Utilities gained ground across the board. The Utilities Select Sector SPDR Fund (XLU) climbed roughly 0.8%. Shares of Southern Co (SO.N), Duke Energy (DUK.N), and Dominion Energy (D.N) rose between 1% and 1.4% each.

Sector headlines turned loud as a cold snap put pressure on portions of the U.S. grid this weekend, pushing some wholesale power prices up sharply. “A 40-year-old gas turbine switches on because it sees these super-high prices,” Georg Rute, CEO of grid software company Gridraven, told Reuters in a report on the weather-driven squeeze. Reuters

NextEra provided an update on its longer-term profit outlook back in December, boosting its adjusted earnings forecast for 2026 to a range of $3.92 to $4.02 per share. The company pointed to increasing power demand from data centers as a key driver.

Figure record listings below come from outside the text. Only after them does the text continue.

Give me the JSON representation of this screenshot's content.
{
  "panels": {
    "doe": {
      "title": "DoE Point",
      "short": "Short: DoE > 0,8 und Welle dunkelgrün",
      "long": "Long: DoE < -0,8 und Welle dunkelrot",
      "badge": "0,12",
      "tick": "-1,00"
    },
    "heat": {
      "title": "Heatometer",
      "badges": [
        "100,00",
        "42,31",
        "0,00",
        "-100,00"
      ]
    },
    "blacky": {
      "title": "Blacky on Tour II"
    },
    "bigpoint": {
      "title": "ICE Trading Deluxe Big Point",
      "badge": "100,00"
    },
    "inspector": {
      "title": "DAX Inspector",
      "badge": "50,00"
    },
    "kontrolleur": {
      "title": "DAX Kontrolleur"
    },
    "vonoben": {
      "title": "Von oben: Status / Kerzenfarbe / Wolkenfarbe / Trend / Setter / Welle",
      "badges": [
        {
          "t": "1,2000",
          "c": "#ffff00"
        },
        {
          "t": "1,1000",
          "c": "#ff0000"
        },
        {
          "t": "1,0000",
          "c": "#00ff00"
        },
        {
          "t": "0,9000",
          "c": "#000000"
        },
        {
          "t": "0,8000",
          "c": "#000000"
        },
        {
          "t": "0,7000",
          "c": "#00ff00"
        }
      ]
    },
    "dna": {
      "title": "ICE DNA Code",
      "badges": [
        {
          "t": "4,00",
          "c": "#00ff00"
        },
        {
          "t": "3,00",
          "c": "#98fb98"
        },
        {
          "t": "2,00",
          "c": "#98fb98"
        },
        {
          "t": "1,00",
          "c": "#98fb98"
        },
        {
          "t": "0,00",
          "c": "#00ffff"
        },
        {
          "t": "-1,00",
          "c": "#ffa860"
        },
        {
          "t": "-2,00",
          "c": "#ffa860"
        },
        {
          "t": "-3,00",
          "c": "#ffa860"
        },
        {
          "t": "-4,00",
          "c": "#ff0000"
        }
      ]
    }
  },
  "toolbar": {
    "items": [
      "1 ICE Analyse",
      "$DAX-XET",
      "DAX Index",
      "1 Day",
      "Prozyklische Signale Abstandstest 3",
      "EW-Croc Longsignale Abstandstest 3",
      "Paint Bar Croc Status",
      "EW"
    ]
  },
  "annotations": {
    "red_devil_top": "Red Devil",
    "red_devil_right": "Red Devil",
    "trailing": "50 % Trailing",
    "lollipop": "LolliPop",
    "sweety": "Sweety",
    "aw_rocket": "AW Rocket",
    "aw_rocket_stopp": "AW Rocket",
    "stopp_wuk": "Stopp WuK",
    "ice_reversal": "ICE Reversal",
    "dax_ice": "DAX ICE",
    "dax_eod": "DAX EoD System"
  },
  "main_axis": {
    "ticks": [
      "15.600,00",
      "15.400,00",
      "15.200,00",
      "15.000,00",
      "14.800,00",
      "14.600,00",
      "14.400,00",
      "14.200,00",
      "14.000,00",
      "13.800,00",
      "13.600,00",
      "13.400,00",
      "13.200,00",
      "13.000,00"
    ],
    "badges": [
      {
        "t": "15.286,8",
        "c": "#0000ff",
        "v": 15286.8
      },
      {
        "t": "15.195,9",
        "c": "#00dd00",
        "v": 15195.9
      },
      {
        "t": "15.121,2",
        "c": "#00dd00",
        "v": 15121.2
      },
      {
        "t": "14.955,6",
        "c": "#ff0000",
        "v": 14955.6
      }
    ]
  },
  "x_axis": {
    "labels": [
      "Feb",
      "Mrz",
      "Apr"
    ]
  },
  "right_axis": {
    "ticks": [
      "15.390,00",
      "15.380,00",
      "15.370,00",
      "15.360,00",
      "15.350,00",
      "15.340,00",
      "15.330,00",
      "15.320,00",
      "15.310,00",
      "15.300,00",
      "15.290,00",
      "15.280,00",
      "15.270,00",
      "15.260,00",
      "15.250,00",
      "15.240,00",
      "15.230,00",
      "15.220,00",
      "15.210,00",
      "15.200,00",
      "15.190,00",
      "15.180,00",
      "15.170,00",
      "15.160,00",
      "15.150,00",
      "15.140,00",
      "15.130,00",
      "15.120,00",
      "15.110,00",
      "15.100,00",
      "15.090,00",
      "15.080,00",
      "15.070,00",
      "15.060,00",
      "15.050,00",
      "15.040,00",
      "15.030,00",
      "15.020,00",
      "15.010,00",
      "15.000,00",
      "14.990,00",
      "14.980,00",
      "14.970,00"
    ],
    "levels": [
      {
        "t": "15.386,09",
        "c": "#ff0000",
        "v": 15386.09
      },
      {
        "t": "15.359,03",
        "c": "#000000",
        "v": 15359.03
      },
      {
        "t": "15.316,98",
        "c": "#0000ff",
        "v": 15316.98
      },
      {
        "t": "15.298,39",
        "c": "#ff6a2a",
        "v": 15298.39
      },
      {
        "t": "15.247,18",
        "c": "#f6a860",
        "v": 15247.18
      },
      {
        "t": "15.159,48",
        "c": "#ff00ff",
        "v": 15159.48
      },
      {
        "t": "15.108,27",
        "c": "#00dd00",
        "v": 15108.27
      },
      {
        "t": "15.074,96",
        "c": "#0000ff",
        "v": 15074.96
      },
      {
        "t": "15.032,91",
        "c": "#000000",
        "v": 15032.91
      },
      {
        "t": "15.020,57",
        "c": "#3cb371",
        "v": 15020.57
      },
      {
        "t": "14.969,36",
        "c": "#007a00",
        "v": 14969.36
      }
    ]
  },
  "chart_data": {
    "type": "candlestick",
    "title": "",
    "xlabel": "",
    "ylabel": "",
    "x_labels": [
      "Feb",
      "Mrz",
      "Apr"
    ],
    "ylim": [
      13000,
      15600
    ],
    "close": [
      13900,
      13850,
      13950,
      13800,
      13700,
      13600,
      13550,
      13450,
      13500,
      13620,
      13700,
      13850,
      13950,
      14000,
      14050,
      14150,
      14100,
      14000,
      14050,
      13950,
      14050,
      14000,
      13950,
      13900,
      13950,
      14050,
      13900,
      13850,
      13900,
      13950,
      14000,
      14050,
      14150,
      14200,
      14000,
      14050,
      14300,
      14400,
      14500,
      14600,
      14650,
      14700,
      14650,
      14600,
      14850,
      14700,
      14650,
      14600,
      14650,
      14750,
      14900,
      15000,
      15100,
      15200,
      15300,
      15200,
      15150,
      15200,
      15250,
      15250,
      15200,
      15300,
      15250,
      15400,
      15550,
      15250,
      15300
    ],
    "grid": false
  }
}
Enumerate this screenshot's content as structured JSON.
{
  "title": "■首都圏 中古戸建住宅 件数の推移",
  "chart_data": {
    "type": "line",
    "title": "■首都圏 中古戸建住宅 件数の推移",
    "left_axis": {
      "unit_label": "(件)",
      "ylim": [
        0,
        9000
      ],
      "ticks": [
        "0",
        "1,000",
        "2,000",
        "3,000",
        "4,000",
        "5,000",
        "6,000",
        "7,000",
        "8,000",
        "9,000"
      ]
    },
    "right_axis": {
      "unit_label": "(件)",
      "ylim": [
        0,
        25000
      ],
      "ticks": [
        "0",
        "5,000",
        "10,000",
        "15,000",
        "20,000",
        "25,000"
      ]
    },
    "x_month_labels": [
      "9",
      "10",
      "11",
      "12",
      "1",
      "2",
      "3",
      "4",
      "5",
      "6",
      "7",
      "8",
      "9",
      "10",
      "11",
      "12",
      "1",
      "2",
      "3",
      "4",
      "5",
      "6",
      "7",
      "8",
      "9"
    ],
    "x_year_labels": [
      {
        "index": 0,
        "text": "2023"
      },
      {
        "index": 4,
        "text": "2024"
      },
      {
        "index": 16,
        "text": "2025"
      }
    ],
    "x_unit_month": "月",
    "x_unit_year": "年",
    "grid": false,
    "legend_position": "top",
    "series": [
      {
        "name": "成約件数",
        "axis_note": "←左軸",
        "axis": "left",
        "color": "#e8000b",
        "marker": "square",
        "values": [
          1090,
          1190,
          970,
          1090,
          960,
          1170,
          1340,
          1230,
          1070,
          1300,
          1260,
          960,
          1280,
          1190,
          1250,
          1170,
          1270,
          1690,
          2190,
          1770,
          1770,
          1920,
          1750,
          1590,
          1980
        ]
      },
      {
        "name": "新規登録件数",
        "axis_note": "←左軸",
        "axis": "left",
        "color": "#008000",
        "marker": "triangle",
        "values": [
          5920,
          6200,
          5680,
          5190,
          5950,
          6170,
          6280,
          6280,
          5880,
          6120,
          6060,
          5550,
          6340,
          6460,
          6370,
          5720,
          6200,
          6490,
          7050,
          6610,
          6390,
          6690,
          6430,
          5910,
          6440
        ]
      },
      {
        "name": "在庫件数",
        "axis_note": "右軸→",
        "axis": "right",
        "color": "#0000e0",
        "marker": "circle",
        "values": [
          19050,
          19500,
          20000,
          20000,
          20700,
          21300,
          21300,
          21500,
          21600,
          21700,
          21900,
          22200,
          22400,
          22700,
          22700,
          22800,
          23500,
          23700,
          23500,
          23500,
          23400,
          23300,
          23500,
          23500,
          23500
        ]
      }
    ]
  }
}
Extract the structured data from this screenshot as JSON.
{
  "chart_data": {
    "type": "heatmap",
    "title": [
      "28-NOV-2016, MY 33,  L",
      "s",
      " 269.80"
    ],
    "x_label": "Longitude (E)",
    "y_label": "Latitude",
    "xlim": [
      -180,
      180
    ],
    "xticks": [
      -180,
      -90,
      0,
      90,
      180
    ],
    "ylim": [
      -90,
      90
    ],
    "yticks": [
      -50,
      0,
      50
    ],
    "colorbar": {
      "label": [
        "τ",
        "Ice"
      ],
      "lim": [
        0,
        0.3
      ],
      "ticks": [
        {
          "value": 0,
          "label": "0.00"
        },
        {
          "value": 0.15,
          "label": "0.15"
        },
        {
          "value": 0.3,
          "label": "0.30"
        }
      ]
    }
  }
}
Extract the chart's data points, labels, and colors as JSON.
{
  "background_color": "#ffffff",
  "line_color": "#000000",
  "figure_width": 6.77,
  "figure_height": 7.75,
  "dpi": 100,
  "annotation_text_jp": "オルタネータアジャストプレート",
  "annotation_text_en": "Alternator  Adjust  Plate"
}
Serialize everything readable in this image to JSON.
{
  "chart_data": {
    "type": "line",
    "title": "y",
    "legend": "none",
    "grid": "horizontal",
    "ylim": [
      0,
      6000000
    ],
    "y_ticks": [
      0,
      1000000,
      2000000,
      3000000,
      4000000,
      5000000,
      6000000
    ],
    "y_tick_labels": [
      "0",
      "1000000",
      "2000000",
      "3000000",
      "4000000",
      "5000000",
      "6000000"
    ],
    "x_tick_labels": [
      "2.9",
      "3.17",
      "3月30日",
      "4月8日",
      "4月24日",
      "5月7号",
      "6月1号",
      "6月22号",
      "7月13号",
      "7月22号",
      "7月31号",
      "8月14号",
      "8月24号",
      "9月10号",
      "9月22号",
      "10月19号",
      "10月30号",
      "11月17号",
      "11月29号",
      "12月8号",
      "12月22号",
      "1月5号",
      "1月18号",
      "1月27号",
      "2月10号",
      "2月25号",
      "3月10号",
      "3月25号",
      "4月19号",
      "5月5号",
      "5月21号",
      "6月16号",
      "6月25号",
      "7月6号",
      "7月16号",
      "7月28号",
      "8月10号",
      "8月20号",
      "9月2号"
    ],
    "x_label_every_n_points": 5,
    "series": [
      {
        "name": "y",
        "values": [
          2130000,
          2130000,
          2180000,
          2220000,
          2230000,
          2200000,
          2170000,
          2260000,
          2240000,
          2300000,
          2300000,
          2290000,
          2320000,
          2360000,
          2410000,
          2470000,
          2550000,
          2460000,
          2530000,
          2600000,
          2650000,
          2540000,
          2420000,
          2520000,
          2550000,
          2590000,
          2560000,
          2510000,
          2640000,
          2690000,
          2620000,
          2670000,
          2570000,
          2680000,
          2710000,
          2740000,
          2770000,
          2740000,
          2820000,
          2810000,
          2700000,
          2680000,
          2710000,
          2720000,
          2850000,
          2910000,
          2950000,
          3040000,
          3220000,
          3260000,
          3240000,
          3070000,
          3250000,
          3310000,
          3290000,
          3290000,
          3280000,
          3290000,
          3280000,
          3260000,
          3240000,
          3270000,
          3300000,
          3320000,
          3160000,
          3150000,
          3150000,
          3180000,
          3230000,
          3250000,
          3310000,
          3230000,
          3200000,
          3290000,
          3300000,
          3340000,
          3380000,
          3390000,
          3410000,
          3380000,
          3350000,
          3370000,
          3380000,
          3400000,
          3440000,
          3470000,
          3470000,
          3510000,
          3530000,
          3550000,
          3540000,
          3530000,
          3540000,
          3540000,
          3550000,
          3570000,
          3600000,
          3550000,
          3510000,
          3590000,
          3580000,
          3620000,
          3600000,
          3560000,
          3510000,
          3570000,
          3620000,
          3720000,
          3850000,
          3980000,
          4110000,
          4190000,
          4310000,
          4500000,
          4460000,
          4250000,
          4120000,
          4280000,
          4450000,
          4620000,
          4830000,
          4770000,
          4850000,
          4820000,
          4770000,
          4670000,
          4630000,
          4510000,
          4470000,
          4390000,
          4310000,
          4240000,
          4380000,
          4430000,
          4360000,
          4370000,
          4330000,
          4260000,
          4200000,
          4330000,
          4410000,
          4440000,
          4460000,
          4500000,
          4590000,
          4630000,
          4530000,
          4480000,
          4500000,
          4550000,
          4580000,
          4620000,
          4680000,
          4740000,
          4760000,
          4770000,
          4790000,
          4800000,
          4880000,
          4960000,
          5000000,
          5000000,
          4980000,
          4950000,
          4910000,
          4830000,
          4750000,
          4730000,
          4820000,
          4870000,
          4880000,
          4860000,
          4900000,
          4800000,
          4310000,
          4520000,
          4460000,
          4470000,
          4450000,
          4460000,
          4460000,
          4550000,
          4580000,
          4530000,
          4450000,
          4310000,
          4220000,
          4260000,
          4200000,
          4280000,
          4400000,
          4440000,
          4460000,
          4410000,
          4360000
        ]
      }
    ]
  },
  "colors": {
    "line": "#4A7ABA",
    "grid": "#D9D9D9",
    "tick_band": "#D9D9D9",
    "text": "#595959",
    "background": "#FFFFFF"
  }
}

“Adjusted” earnings remove certain one-offs, offering investors a clearer look at core results but sometimes hiding actual expenses. On Tuesday, attention will likely turn to whether the company sticks to its forecast and what updates it provides on its renewable and storage project pipeline.

The pipeline’s both a draw and a gamble. It demands significant upfront capital, and rising long-term yields can squeeze dividend-paying utilities by pushing up their financing expenses and making bonds a tougher sell.

NextEra’s next catalyst is just around the corner: results and presentation materials land before Tuesday’s open, with management set to webcast at 9 a.m. ET. After that, investors pivot sharply to Wednesday’s Fed decision and its potential impact on yields.